Every text or email or recordable instance of conversation you have with a girl must follow this simple rule:
If it were given a public airing, let’s say on a blog or a sports stadium jumbotron, you should feel comfortable with what you have written for the world to see. You should not feel an urge to wince, because it will be clear to everyone reading it how alpha you are. If the thought of someone other than you and your girl reading your permanently archived romantic exchanges makes you cringe with embarrassment, then you are doing something wrong that will eventually lead to your girl dumping you.

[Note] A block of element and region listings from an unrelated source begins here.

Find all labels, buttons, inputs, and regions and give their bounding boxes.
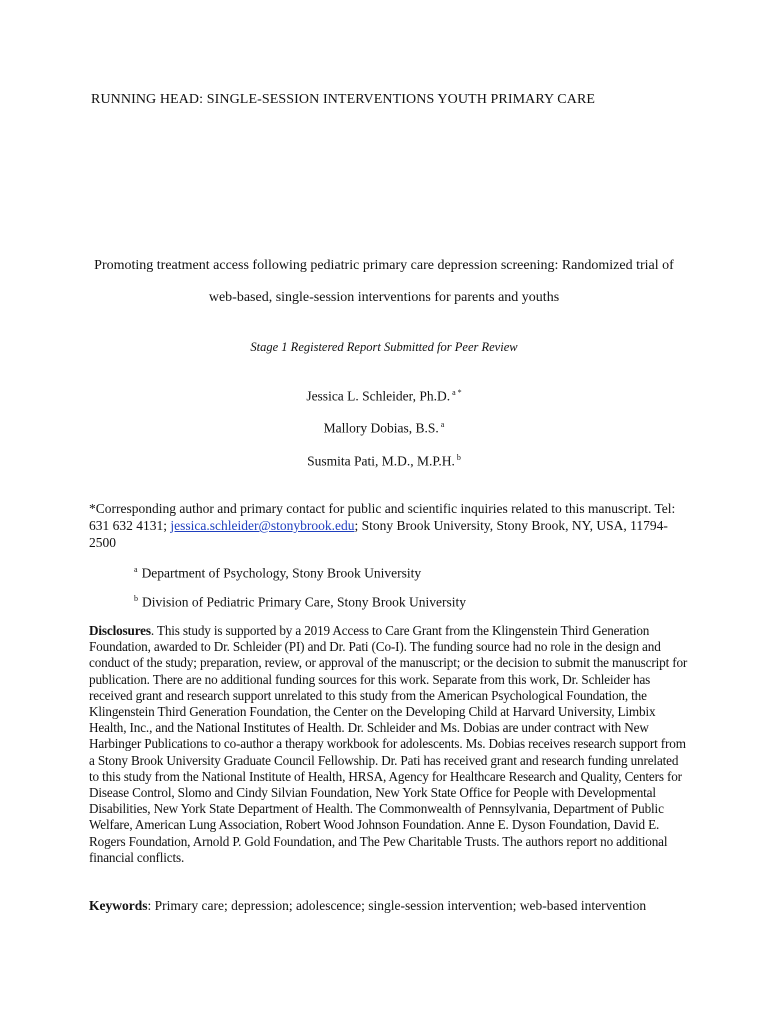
author-name: Mallory Dobias, B.S. bbox=[323, 420, 439, 436]
keywords-text: : Primary care; depression; adolescence; single-session intervention; web-based intervention bbox=[147, 898, 647, 913]
keywords-label: Keywords bbox=[89, 898, 148, 913]
affiliation-marker: b bbox=[134, 594, 138, 603]
disclosures-label: Disclosures bbox=[89, 623, 151, 638]
disclosures-paragraph bbox=[89, 623, 689, 866]
author-3 bbox=[0, 453, 768, 470]
paper-title-line-2: web-based, single-session interventions for parents and youths bbox=[208, 290, 560, 305]
author-2 bbox=[0, 420, 768, 437]
author-affiliation-marker: b bbox=[456, 453, 461, 462]
running-head: RUNNING HEAD: SINGLE-SESSION INTERVENTIONS YOUTH PRIMARY CARE bbox=[91, 92, 596, 107]
corresponding-author-note bbox=[89, 500, 679, 551]
corresponding-address: ; Stony Brook University, Stony Brook, NY, USA, 11794-2500 bbox=[89, 518, 668, 550]
author-affiliation-marker: a bbox=[440, 420, 445, 429]
affiliation-text: Division of Pediatric Primary Care, Stony Brook University bbox=[142, 594, 466, 610]
paper-title-line-1: Promoting treatment access following pediatric primary care depression screening: Randomized trial of bbox=[94, 258, 674, 273]
affiliation-text: Department of Psychology, Stony Brook University bbox=[141, 565, 422, 581]
disclosures-text: . This study is supported by a 2019 Access to Care Grant from the Klingenstein Third Generation Foundation, awarded to Dr. Schleider (PI) and Dr. Pati (Co-I). The funding source had no role in the design and conduct of the study; preparation, review, or approval of the manuscript; or the decision to submit the manuscript for publication. There are no additional funding sources for this work. Separate from this work, Dr. Schleider has received grant and research support unrelated to this study from the American Psychological Foundation, the Klingenstein Third Generation Foundation, the Center on the Developing Child at Harvard University, Limbix Health, Inc., and the National Institutes of Health. Dr. Schleider and Ms. Dobias are under contract with New Harbinger Publications to co-author a therapy workbook for adolescents. Ms. Dobias receives research support from a Stony Brook University Graduate Council Fellowship. Dr. Pati has received grant and research funding unrelated to this study from the National Institute of Health, HRSA, Agency for Healthcare Research and Quality, Centers for Disease Control, Slomo and Cindy Silvian Foundation, New York State Office for People with Developmental Disabilities, New York State Department of Health. The Commonwealth of Pennsylvania, Department of Public Welfare, American Lung Association, Robert Wood Johnson Foundation. Anne E. Dyson Foundation, David E. Rogers Foundation, Arnold P. Gold Foundation, and The Pew Charitable Trusts. The authors report no additional financial conflicts. bbox=[89, 623, 688, 865]
corresponding-text: *Corresponding author and primary contact for public and scientific inquiries related to this manuscript. Tel: 631 632 4131; bbox=[89, 501, 676, 533]
author-name: Jessica L. Schleider, Ph.D. bbox=[306, 388, 451, 404]
affiliation-marker: a bbox=[134, 565, 138, 574]
affiliation-b bbox=[134, 594, 466, 611]
keywords-line bbox=[89, 898, 709, 914]
author-affiliation-marker: a * bbox=[452, 388, 462, 397]
author-1 bbox=[0, 388, 768, 405]
submission-stage: Stage 1 Registered Report Submitted for Peer Review bbox=[250, 340, 518, 354]
author-name: Susmita Pati, M.D., M.P.H. bbox=[307, 453, 455, 469]
email-link[interactable]: jessica.schleider@stonybrook.edu bbox=[170, 518, 355, 533]
affiliation-a bbox=[134, 565, 421, 582]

An example of texting* from a place of beta-tude:
YOU: Good morning, lovechop! 🙂 I had a gr8 time w u last nite!
HER: Me too. Can’t wait to see you again.
YOU: U free this thurs? Miss u. Muaah muuah!

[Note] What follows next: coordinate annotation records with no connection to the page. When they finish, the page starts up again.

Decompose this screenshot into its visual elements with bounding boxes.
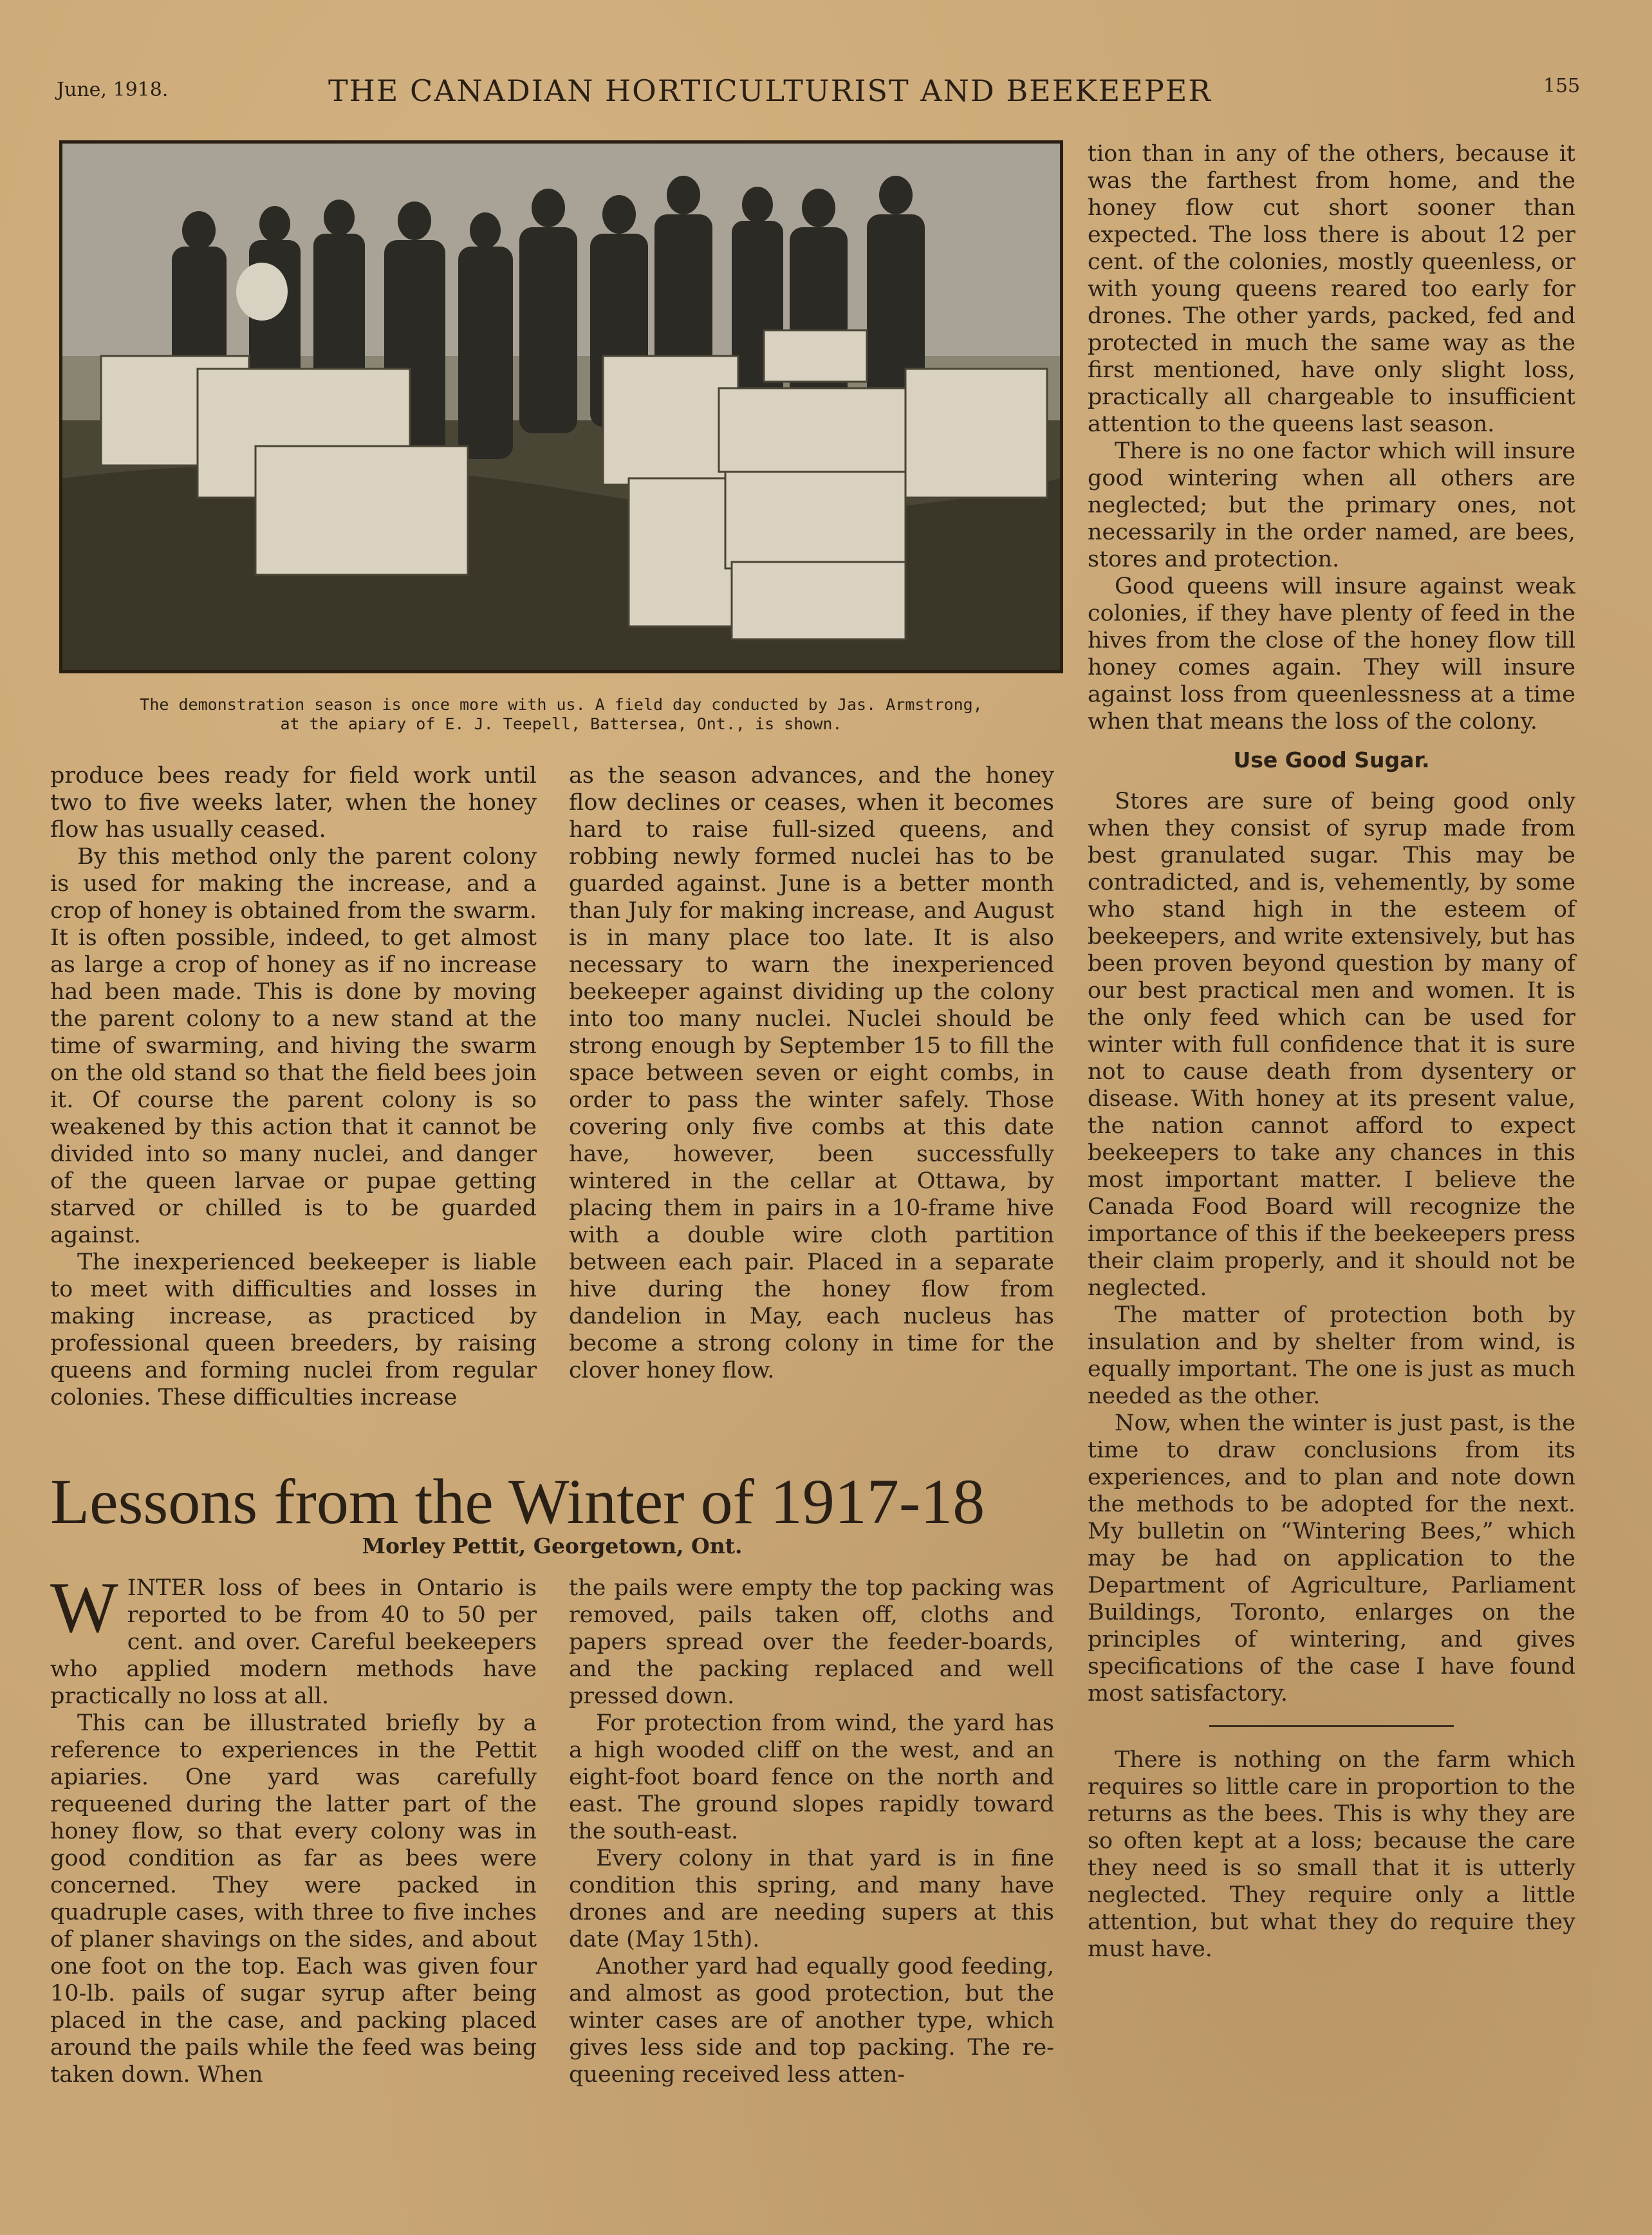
caption-line: The demonstration season is once more with us. A field day conducted by Jas. Armstrong, [140, 695, 983, 714]
caption-line: at the apiary of E. J. Teepell, Battersea, Ont., is shown. [280, 715, 842, 733]
paragraph: For protection from wind, the yard has a high wooded cliff on the west, and an eight-foot board fence on the north and east. The ground slopes rapidly toward the south-east. [569, 1710, 1054, 1844]
magazine-title: THE CANADIAN HORTICULTURIST AND BEEKEEPER [328, 73, 1212, 108]
apiary-photo-illustration [62, 144, 1060, 670]
paragraph: produce bees ready for field work until two to five weeks later, when the honey flow has usually ceased. [50, 763, 537, 843]
page-number: 155 [1543, 75, 1581, 97]
paragraph: Now, when the winter is just past, is the time to draw conclusions from its experiences, and to plan and note down the methods to be adopted for the next. My bulletin on “Wintering Bees,” which may be had on application to the Department of Agriculture, Parliament Buildings, Toronto, enlarges on the principles of wintering, and gives specifications of the case I have found most satisfactory. [1088, 1410, 1575, 1707]
lead-text: INTER loss of bees in Ontario is reported to be from 40 to 50 per cent. and over. Careful beekeepers who applied modern methods have practically no loss at all. [50, 1575, 537, 1709]
photo-caption [59, 695, 1063, 734]
article-column-3 [1088, 140, 1575, 1963]
article-headline: Lessons from the Winter of 1917-18 [50, 1466, 985, 1537]
section-subhead: Use Good Sugar. [1233, 747, 1430, 772]
paragraph: Good queens will insure against weak colonies, if they have plenty of feed in the hives from the close of the honey flow till honey comes again. They will insure against loss from queenlessness at a time when that means the loss of the colony. [1088, 574, 1575, 734]
apiary-photo [59, 140, 1063, 673]
paragraph: Every colony in that yard is in fine condition this spring, and many have drones and are needing supers at this date (May 15th). [569, 1846, 1054, 1952]
paragraph: The inexperienced beekeeper is liable to meet with difficulties and losses in making increase, as practiced by professional queen breeders, by raising queens and forming nuclei from regular colonies. These difficulties increase [50, 1249, 537, 1410]
continued-text-column-1 [50, 762, 537, 1411]
paragraph: The matter of protection both by insulation and by shelter from wind, is equally important. The one is just as much needed as the other. [1088, 1302, 1575, 1409]
paragraph: By this method only the parent colony is used for making the increase, and a crop of honey is obtained from the swarm. It is often possible, indeed, to get almost as large a crop of honey as if no increase had been made. This is done by moving the parent colony to a new stand at the time of swarming, and hiving the swarm on the old stand so that the field bees join it. Of course the parent colony is so weakened by this action that it cannot be divided into so many nuclei, and danger of the queen larvae or pupae getting starved or chilled is to be guarded against. [50, 844, 537, 1248]
paragraph: Another yard had equally good feeding, and almost as good protection, but the winter cases are of another type, which gives less side and top packing. The re-queening received less atten- [569, 1954, 1054, 2088]
divider-rule [1209, 1725, 1454, 1727]
paragraph: as the season advances, and the honey flow declines or ceases, when it becomes hard to raise full-sized queens, and robbing newly formed nuclei has to be guarded against. June is a better month than July for making increase, and August is in many place too late. It is also necessary to warn the inexperienced beekeeper against dividing up the colony into too many nuclei. Nuclei should be strong enough by September 15 to fill the space between seven or eight combs, in order to pass the winter safely. Those covering only five combs at this date have, however, been successfully wintered in the cellar at Ottawa, by placing them in pairs in a 10-frame hive with a double wire cloth partition between each pair. Placed in a separate hive during the honey flow from dandelion in May, each nucleus has become a strong colony in time for the clover honey flow. [569, 763, 1054, 1383]
issue-date: June, 1918. [57, 79, 169, 101]
filler-paragraph: There is nothing on the farm which requires so little care in proportion to the returns as the bees. This is why they are so often kept at a loss; because the care they need is so small that it is utterly neglected. They require only a little attention, but what they do require they must have. [1088, 1747, 1575, 1962]
continued-text-column-2 [569, 762, 1054, 1384]
paragraph: tion than in any of the others, because it was the farthest from home, and the honey flow cut short sooner than expected. The loss there is about 12 per cent. of the colonies, mostly queenless, or with young queens reared too early for drones. The other yards, packed, fed and protected in much the same way as the first mentioned, have only slight loss, practically all chargeable to insufficient attention to the queens last season. [1088, 141, 1575, 437]
article-column-2 [569, 1575, 1054, 2088]
paragraph: There is no one factor which will insure good wintering when all others are neglected; but the primary ones, not necessarily in the order named, are bees, stores and protection. [1088, 438, 1575, 572]
paragraph: the pails were empty the top packing was removed, pails taken off, cloths and papers spread over the feeder-boards, and the packing replaced and well pressed down. [569, 1575, 1054, 1709]
paragraph: Stores are sure of being good only when they consist of syrup made from best granulated sugar. This may be contradicted, and is, vehemently, by some who stand high in the esteem of beekeepers, and write extensively, but has been proven beyond question by many of our best practical men and women. It is the only feed which can be used for winter with full confidence that it is sure not to cause death from dysentery or disease. With honey at its present value, the nation cannot afford to expect beekeepers to take any chances in this most important matter. I believe the Canada Food Board will recognize the importance of this if the beekeepers press their claim properly, and it should not be neglected. [1088, 789, 1575, 1301]
paragraph: This can be illustrated briefly by a reference to experiences in the Pettit apiaries. One yard was carefully requeened during the latter part of the honey flow, so that every colony was in good condition as far as bees were concerned. They were packed in quadruple cases, with three to five inches of planer shavings on the sides, and about one foot on the top. Each was given four 10-lb. pails of sugar syrup after being placed in the case, and packing placed around the pails while the feed was being taken down. When [50, 1710, 537, 2088]
article-byline: Morley Pettit, Georgetown, Ont. [362, 1533, 743, 1558]
drop-cap: W [50, 1568, 118, 1648]
lead-paragraph [50, 1568, 537, 1710]
article-column-1 [50, 1568, 537, 2088]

HER: Aw. Thanks sweetie. Call me later.
YOU: 😀 Will do! 🙂
People reading this will puke a little and say “What a lameass. Like that’s gonna last.”
An example of texting from a place of alphaness:
HER: U there? Haven’t heard from u in a while.
YOU: Hey, babe. What’s up?
HER: The love last night was incredible! Have u been thinking of me?
YOU: Just a little.
HER: 🙂 Miss u already, baby. Muuah!
The difference is clear. This man has kept his responses shorter than his girl’s and intriguingly aloof. He has refrained from emoting effusively. An objective third party would say “He’s cool. Bet he gets laid a lot.” You want to be a man people think gets laid a lot, even if you don’t.
*Avoid texting on a regular basis. It is borderline beta. A man should not have the empty time to punch in a frivolous conversation with a girl using only his thumb.